Three Indiana school corporations have failed to convince the Court of Appeals of Indiana to overturn a law requiring them to sell vacant public school buildings to charter schools for $1.
The appeals court agreed with a lower court that the corporations are prohibited from pursuing “takings clause claims,” which can prevent private property from being taken for public use without just compensation.
Between 2018 and 2020, Lake Ridge School Corp., the School City of Hammond and West Lafayette Community School Corp. each closed public school buildings in their respective communities.
None of the school corporations wanted to part with the vacant buildings despite being required to do so per Indiana statutes that require school corporations to make a closed public school building available for sale or lease to any interested charter school or state educational institution for $1.
If no interest is expressed, then the governing body may otherwise dispose of the building in accordance with Indiana law.
Lake Ridge and Hammond eventually sued the Indiana governor and attorney general in their official capacities, as well as the Indiana State Board of Education and the Indiana Department of Education, alleging the statutes violate the takings clauses of the Fifth Amendment to the United States Constitution and Article 1, Section 21 of the Indiana Constitution.
West Lafayette intervened in that case after previously suing the state over a vacant elementary school building that had closed in 2018.
At the time of West Lafayette’s suit, the vacant building at issue was being used as a city hall for West Lafayette for $1.5 million, according to The Associated Press.

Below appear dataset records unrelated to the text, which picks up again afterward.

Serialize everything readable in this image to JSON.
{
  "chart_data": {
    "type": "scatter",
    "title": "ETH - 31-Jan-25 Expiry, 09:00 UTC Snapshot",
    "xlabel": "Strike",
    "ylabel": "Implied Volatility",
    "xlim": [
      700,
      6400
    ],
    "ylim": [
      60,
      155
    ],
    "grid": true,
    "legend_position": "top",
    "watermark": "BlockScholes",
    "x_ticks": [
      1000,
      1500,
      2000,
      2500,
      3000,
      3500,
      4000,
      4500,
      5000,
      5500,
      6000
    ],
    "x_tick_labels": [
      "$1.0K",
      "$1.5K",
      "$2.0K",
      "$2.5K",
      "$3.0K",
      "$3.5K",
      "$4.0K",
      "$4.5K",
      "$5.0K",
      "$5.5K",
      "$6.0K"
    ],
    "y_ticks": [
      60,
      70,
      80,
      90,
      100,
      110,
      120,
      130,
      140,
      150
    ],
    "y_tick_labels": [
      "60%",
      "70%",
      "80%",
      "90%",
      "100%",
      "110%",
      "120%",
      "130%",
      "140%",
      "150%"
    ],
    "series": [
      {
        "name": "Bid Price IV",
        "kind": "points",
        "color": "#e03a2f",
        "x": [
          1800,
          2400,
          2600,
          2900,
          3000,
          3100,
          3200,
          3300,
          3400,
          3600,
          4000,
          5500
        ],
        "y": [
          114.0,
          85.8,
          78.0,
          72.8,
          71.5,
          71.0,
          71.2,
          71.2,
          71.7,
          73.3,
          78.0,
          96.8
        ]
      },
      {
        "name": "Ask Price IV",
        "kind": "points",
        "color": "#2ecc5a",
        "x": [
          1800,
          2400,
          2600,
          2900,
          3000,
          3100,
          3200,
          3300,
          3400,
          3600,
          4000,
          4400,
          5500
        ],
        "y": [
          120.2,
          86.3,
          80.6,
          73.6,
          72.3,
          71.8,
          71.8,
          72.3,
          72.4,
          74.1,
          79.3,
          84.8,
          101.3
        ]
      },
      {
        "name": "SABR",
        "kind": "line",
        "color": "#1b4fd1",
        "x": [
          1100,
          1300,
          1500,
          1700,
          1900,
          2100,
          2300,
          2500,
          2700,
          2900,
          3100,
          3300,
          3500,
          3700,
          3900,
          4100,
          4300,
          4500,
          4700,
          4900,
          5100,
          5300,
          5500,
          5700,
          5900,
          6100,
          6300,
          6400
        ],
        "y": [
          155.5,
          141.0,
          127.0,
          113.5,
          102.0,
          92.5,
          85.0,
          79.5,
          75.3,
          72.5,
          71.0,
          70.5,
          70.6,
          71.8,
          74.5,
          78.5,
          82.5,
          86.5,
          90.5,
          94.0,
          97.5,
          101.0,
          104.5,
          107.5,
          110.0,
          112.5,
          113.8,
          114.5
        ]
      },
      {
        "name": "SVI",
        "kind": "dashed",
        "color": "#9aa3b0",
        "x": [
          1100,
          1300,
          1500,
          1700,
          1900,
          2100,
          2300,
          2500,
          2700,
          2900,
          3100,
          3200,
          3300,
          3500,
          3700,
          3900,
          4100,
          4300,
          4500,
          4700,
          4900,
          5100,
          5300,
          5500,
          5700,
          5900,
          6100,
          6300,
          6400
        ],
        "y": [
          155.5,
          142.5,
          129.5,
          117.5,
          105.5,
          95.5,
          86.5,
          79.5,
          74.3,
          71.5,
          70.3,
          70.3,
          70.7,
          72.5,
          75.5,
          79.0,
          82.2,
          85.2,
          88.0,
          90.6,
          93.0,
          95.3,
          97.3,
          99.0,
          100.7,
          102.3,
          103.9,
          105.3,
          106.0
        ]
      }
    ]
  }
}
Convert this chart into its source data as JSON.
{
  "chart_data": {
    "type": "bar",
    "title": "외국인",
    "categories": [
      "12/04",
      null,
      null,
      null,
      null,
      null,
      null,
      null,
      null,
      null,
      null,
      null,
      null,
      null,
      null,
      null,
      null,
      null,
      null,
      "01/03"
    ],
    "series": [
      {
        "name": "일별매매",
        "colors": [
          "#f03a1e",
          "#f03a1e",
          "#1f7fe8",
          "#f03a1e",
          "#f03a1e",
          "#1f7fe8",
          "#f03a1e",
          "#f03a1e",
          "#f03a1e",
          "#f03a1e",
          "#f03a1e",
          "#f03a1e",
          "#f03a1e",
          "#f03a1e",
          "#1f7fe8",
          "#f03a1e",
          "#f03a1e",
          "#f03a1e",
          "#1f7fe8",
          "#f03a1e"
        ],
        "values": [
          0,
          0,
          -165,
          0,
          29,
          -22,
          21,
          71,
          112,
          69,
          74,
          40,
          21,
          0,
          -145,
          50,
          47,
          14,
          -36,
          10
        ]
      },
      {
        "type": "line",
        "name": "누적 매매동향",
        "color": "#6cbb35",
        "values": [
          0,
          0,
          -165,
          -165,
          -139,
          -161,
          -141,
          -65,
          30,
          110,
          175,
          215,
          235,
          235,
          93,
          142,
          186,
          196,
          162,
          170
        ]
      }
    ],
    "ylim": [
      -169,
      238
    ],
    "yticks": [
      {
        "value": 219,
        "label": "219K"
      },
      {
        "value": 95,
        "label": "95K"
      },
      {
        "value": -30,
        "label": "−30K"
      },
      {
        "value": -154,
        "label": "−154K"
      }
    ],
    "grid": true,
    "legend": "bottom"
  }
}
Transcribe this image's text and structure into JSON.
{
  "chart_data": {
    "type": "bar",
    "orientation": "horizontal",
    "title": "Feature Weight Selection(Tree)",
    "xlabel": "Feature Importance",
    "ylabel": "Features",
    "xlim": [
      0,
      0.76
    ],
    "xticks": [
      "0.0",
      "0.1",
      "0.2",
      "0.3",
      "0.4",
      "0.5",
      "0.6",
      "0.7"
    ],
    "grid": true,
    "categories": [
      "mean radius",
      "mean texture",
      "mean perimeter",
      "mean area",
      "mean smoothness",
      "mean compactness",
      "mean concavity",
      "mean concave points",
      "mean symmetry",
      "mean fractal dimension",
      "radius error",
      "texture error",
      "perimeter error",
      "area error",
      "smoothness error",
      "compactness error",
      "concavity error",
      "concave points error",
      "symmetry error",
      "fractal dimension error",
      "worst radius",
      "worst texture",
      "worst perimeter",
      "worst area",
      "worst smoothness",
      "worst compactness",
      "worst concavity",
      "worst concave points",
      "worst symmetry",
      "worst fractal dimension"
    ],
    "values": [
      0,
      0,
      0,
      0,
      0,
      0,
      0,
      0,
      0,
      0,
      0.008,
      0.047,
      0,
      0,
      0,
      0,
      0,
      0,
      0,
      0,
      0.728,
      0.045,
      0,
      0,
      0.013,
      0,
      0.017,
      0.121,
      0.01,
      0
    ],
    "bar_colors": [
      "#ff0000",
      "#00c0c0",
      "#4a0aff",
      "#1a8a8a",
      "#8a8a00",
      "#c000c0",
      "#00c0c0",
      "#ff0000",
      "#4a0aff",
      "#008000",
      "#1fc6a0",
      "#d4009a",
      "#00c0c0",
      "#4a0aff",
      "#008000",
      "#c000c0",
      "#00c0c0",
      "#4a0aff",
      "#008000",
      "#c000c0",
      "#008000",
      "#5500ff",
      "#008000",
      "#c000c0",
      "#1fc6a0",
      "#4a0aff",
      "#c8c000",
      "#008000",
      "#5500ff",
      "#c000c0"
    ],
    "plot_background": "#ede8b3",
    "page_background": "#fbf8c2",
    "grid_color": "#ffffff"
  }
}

Unlike Lake Ridge and Hammond, West Lafayette did notify the Department of Education of the school’s closing, but no charter school or state educational institution had expressed interest in the building.
The school corporations collectively sought declaratory and injunctive relief from the state parties, while the state argued in part that the school corporations could not assert takings claims against it.
The Lake Superior Court ultimately granted the state’s motion for summary judgment, ruling that the statutes do not constitute a taking without just compensation in violation of the state or federal constitution.
In affirming the trial court, the Court of Appeals concluded that the school corporations, as political subdivisions, could not sue the state under the takings clauses because “the U.S. Supreme Court has long held that the Takings Clause has no role to play in intragovernmental disputes between a State and one of its agencies or political subdivisions.”